We had been sharing "Apple One Family." That means Music, TV+, Arcade, and 200GB of iCloud+. It was a good deal at $23/mo. But 200GB is peanuts; we needed more. So I had also tacked on an additional 200GB of straight iCloud+ on the side for another $3/mo. So we were paying $26/mo. That's not too bad when you realize that five people were benefitting from those four services across multiple devices.
Still, $26/mo isn't nothing; it adds up to $312/yr!
So with Apple's price hikes, we were looking at paying an additional $3/mo for Apple One Family. And we'd also still need to upgrade our iCloud storage, trading the $3 - 200GB tier out for the $10 - 2TB tier. That'd cost us another $7/mo. So our total monthly cost would go from $26/mo to $36/mo. Yikes. Big thumbs down on that.
After looking at the new plan price increases and weighing our greater storage needs, I decided to slash the bundle!
- We don't need Arcade
- We don't need TV+
- We need storage (lots)
- We "need" Music
Now we have 2TB of iCloud+ for $10/mo. And we have just Apple Music Family for $17/mo. Our new monthly cost went up but only by $1/mo. Instead of $26, it's now $27/mo. That's much better than the $36/mo we were initially looking at.
We didn't use TV+ or Arcade much, so while we're now paying one dollar more each month, we're also gaining 1.6TB of extra cloud storage. Frankly, that's needed when five people across ten devices rely on ubiquitous cloud file sync. (I could blog a whole separate post about cloud-versus-local storage and the paltry drive space built into computers these days...)

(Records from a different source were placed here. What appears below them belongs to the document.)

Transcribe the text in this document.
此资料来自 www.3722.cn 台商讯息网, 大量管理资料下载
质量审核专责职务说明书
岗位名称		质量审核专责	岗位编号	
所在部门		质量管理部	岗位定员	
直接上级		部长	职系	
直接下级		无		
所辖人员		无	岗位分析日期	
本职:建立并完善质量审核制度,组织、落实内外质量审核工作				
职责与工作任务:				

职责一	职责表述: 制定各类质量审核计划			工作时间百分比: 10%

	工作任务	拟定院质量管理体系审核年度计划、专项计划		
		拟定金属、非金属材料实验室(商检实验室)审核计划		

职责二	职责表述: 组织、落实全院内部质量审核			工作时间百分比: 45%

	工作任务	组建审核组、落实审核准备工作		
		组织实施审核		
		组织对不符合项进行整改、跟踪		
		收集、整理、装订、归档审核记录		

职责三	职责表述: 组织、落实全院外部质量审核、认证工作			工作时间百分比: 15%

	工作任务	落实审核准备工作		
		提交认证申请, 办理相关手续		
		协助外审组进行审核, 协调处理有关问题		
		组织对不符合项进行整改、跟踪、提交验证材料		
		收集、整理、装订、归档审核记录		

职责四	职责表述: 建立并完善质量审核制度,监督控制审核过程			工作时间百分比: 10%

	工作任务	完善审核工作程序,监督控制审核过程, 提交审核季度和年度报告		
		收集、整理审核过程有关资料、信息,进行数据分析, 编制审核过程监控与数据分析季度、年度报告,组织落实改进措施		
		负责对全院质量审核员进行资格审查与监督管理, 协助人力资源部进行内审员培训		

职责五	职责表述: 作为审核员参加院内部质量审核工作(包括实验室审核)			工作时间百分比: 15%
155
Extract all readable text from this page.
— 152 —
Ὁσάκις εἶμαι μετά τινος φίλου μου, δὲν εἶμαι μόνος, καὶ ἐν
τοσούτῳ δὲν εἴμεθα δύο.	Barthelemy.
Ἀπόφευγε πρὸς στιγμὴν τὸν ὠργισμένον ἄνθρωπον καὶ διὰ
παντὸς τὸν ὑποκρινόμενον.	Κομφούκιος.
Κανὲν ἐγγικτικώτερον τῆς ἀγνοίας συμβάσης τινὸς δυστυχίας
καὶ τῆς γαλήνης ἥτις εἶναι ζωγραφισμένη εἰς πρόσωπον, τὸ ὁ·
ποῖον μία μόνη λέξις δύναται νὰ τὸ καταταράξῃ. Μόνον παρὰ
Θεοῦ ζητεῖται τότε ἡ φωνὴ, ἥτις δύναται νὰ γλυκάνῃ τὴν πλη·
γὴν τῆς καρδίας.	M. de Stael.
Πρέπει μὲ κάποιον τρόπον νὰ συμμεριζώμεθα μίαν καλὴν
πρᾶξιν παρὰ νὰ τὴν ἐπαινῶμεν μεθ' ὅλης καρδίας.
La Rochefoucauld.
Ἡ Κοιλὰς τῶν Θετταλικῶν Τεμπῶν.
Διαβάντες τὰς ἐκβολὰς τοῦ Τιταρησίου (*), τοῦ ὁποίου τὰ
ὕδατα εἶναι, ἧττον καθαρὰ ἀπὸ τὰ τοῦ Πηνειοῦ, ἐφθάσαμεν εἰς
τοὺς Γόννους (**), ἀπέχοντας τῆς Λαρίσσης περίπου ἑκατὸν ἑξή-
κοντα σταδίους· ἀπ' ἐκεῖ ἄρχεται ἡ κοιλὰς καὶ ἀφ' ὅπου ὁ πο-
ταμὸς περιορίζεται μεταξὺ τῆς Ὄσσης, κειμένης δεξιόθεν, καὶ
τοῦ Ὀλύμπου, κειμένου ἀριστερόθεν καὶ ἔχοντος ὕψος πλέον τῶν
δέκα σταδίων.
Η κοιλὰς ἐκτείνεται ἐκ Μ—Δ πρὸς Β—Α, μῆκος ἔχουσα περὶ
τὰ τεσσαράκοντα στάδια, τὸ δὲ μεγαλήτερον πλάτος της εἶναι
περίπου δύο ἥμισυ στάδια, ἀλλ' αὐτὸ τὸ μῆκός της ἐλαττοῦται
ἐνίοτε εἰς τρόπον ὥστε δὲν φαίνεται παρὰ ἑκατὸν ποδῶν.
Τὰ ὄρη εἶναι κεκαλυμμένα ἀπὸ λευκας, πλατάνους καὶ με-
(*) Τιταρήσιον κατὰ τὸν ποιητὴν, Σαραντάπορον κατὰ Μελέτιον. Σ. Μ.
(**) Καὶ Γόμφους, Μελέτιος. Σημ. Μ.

Now Apple is getting more money from my family every month. It's just a dollar but still more than before. Yet due to today's norm of cloud storage convenience, we'd pay Google, Microsoft, or Dropbox if not Apple. It is what it is; we try to be frugal. Inflation or not, I'll keep my eyes open for other opportunities to mitigate or avoid higher subscription expenses.